That sounds similar to a FATE character evolution mechanism, where you do not gain more skill points but can shuffle some around.
The main issue relative to RM standard rules is that RM does not handle specialised on-the-job learning particularly well. Basically, in order to learn something, you must gain a level (or more). Which is, as you said, not always believable.
I must admit that I would have a bit of trouble saying "well, you can re-develop a couple of levels, forgetting the ranks you gained (and potentially used) and developing new ones".
I'd rather simply give ranks in skills the characters are supposed to learn because they have to. This can apply to survival skills like in your example, but can also apply to very specific learning (say, the characters are stuck in a house somewhere and are given crash courses in the geography, history, social structures and languages of a region they have never visited, because they will be sent there afterwards). Giving a level or two seems odd. Giving ranks in the specific skills they are taught seems more reasonable.

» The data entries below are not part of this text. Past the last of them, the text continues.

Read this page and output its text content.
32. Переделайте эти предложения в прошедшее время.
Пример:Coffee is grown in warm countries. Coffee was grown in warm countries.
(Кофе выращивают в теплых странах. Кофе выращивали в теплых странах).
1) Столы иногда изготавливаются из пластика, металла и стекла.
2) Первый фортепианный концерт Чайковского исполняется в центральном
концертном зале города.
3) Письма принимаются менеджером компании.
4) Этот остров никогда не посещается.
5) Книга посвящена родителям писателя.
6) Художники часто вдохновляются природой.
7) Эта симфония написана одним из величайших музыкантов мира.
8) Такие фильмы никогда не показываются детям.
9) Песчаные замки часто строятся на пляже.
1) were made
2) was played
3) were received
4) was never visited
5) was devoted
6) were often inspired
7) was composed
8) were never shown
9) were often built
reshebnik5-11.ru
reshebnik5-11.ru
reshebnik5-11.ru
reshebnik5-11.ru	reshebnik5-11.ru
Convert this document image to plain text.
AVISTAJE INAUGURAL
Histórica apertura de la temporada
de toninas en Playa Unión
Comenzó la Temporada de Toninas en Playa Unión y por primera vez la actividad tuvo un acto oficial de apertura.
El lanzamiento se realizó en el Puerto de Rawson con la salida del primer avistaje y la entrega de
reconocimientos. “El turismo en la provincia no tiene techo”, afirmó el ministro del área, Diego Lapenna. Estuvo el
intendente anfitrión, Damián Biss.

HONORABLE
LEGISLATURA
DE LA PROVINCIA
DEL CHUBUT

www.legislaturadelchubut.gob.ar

In the end, the more situations like this one you face, the more you realise that you've switched to another game paradigm, one less like RM or D&D, where experience is generic and comes mainly from adventuring because that's what characters are supposed to do, and more like Bushido, where experience is specific and comes mainly from training and learning, with adventure experience being the icing on the cake, RQ being in the middle of the road (experience is specific, but characters develop mainly by actual use of skills during play).
But to come back to what you suggest, I'm not sure I like it, probably because it clashes too much with my view of what a level is, and because I think you learn things more quickly than you forget them. It seems a bit too much like trying to shoehorn a non-level based development situation in a level based development system. I'd rather simply go around level-based development in this case (and have actually did it in the past).